Find quadratic function from vertex and point

Exercise 1: Find the quadratic function with vertex *V=(5,7)* that passes through the point *P(-7,1)*

Solution:

Replace the vertex data into the vertex form: *h=5,k=7*

*f(x)=a(x-h)^2+k*

*f(x)=a(x-5)^2+7*

Now use the data from point *P,* knowing that *f(-7)=1*

*f(-7)=a(-7-5)^2+7=1*

Solve for *a:*

*a(-12)^2+7=1→a=\dfrac{1-7}{(-12)^2}=\dfrac{-6}{144}=-\dfrac{1}{24}*

With this new data, we have enough to find the function, which is:

*f(x)=-\dfrac{1}{24}(x-5)^2+7*

Expanding further, we can arrive at the general form if needed:

*f(x)=-\dfrac{x^2}{24}+\dfrac{5x}{12}+\dfrac{143}{24}*

Exercise 2: Determine the rule of the quadratic function with vertex *V=(-1,-3)* that passes through the point *(4,9)*

Solution:

Use the vertex data for the vertex form: *h=-1, k=-3*

*f(x)=a(x-(-1))^2+(-3)*

*f(x)=a(x+1)^2-3*

Now use the data from the other point to find the value of *a,* knowing that *f(4)=9*

*f(4)=a(4+1)^2-3=9*

*a(5)^2-3=9→a=\dfrac{9+3}{5^2}=\dfrac{12}{25}*

Now you can write the formula for the function:

*f(x)=\dfrac{12}{25}(x+1)^2-3*

Exercise 3: Determine the quadratic function whose vertex is *(-1,5)* and intersects the y-axis at *-3*

Solution:

The graph intersects the vertical axis at *y=-3,* meaning the point *(0,-3)* lies on the graph.

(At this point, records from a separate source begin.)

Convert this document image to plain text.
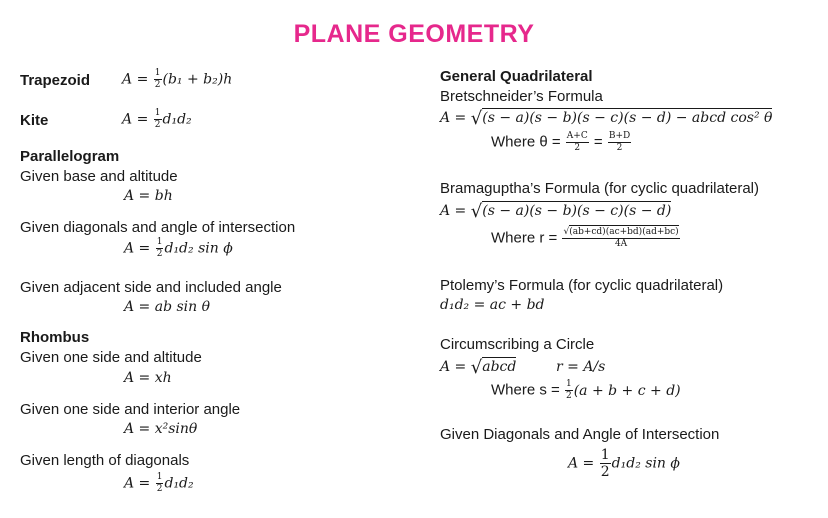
PLANE GEOMETRY
Trapezoid $A = \frac{1}{2} (b_1 + b_2)h$
Kite	$A = \frac{1}{2} d_1d_2$
Parallelogram
Given base and altitude
A = bh
Given diagonals and angle of intersection
$A = \frac{1}{2} d_1d_2$ sin ϕ
Given adjacent side and included angle
A = ab sin θ
Rhombus
Given one side and altitude
A = xh
Given one side and interior angle
A = x²sinθ
Given length of diagonals
$A = \frac{1}{2} d_1d_2$
General Quadrilateral
Bretschneider’s Formula
A = √(s − a)(s − b)(s − c)(s − d) − abcd cos² θ
Where $\theta = \frac{A+C}{2} = \frac{B+D}{2}$
Bramaguptha’s Formula (for cyclic quadrilateral)
A = √(s − a)(s − b)(s − c)(s − d)
Where $r = \frac{√(ab+cd)(ac+bd)(ad+bc)}{4A}$
Ptolemy’s Formula (for cyclic quadrilateral)
d₁d₂ = ac + bd
Circumscribing a Circle
A = √abcd	r = A/s
Where $s = \frac{1}{2} (a + b + c + d)$
Given Diagonals and Angle of Intersection
$A = \frac{1}{2} d_1d_2$ sin ϕ
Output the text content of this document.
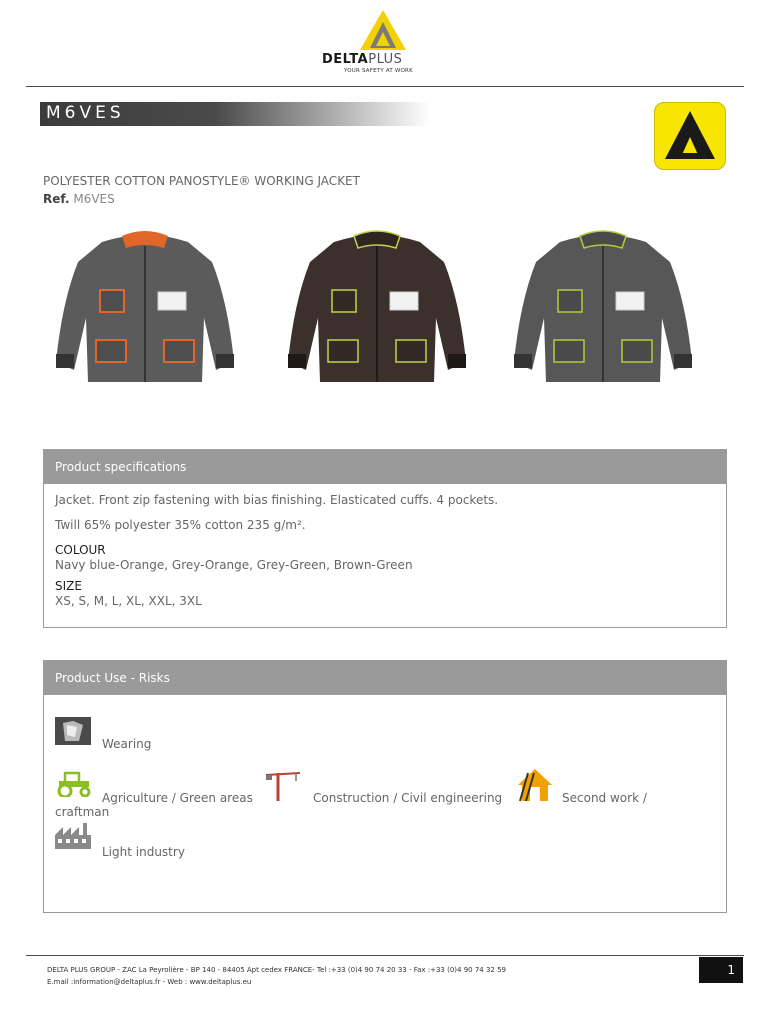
DELTAPLUS
YOUR SAFETY AT WORK
M6VES
POLYESTER COTTON PANOSTYLE® WORKING JACKET
Ref. M6VES
Product specifications
Jacket. Front zip fastening with bias finishing. Elasticated cuffs. 4 pockets.
Twill 65% polyester 35% cotton 235 g/m².
COLOUR
Navy blue-Orange, Grey-Orange, Grey-Green, Brown-Green
SIZE
XS, S, M, L, XL, XXL, 3XL
Product Use - Risks
Wearing
Agriculture / Green areas	Construction / Civil engineering	Second work /
craftman
Light industry
DELTA PLUS GROUP - ZAC La Peyrolière - BP 140 - 84405 Apt cedex FRANCE- Tel :+33 (0)4 90 74 20 33 - Fax :+33 (0)4 90 74 32 59
E.mail :information@deltaplus.fr - Web : www.deltaplus.eu
1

Substitute the vertex data into the vertex form: *h=-1, k=5*

*f(x)=a(x-(-1))^2+5*

*f(x)=a(x+1)^2+5*

Now use the other data, knowing that *f(0)=-3*

*f(0)=a(0+1)^2+5=-3*

*a(1)^2+5=-3→a=\dfrac{-3-5}{1}=-8*

With this information, you can find the function's formula:

*f(x)=-8(x+1)^2+5*